Autumn is finally here! We’re enjoying delightfully cool weather and that exquisite fall foliage until, of course, the foliage does what it promises it’s going to do and falls all over your lawn and starts turning soggy and brown. Before you get disgruntled about the amount of yardwork you have to do now, here are some tips on how to put those fall leaves to work for you and the yard you work so hard to maintain throughout the year.
If you love to garden, then you’re in luck. Leaves are a naturally compostable material and an excellent source of what is known as brown compost. To make successful homemade compost, you need equal parts green and brown compost materials, and the green, which could be made up of vegetable scraps and grass clippings, is much easier to come by throughout the year. Often, gardeners resort to old newspapers to make up the deficiencies in their brown compost until fall comes rolling to the rescue. Your compost will become richer, more effective, and your newly planted seeds will be very grateful.

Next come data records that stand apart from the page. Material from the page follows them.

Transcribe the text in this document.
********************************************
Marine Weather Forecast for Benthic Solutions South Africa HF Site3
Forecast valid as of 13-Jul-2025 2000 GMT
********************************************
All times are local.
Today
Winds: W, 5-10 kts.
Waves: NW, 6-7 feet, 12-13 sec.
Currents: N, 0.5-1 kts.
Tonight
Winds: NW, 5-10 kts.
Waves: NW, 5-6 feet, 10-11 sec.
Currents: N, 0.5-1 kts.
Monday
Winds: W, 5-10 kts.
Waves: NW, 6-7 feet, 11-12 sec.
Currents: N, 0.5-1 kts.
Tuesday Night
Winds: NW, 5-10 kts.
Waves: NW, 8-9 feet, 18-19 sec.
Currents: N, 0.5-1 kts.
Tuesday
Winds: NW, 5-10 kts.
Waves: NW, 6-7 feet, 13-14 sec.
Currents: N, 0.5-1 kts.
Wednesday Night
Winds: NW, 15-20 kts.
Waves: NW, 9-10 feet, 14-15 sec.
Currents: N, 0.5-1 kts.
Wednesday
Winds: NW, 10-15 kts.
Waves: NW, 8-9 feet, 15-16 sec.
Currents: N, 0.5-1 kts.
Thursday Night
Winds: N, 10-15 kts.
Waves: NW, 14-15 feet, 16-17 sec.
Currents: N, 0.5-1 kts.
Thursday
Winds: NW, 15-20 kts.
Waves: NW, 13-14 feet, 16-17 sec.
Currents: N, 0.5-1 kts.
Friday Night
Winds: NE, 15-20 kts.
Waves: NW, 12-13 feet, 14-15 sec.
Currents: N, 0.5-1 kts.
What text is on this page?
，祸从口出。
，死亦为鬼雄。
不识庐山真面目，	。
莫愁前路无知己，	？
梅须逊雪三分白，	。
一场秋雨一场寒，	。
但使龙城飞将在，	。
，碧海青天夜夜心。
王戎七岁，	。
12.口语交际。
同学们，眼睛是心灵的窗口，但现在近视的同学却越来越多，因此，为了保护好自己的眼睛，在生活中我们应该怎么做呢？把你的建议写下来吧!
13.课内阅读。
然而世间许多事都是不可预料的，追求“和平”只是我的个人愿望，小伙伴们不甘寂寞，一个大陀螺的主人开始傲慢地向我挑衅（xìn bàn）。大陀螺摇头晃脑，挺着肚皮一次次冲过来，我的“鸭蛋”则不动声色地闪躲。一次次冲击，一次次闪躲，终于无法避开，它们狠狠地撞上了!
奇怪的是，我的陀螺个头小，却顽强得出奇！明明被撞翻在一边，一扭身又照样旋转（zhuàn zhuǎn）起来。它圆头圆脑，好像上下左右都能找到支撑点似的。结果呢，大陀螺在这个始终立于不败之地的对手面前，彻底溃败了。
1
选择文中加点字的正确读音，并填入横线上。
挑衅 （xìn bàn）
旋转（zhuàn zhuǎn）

The long-term garden planner can take their leaves and store them somewhere out of the way and make a staple of English garden soil, leaf mold. All it takes is a few garbage bags or plastic bins, and a moist place to store them in. As long as the leaves stay wet, fungi will take over, and in about two years, instead of leaves, there’s a mineral-rich fertilizer in their place that will make the soil in your gardens the perfect place for your plants.
Leaves also make excellent insulation material for a number of outdoor projects. Any plants that need protection throughout the winter will benefit from a natural layer of leaves that separate them from chicken wire, blankets, or any other insulation material you choose to use. Throughout the winter, the leaves will break down and give the plants some added nutrients, so it’s a win-win situation. And if anyone is looking to experiment with worm bins, leaves can also insulate those.
If you have no interest in gardening or raking your leaves, then just mow your lawn, and the leaves will take care of both you and themselves. Leaves are so full of natural nutrients that if you mulch them up with your lawn mower and leave them there, they will feed your lawn over the winter, and come spring time, you will have beautiful, fluffy, green grass. You may want to wait until November to mulch those leaves up though, as a leaf-strewn yard adds a nice creep factor to your decorations on Halloween night.
At the beginning of the season autumn leaves give us beauty, and near the end of the season, they provide our lawns and gardens with the nutrients they need to grow again in the spring. The best part is that they don’t cost anyone a thing for either of those things.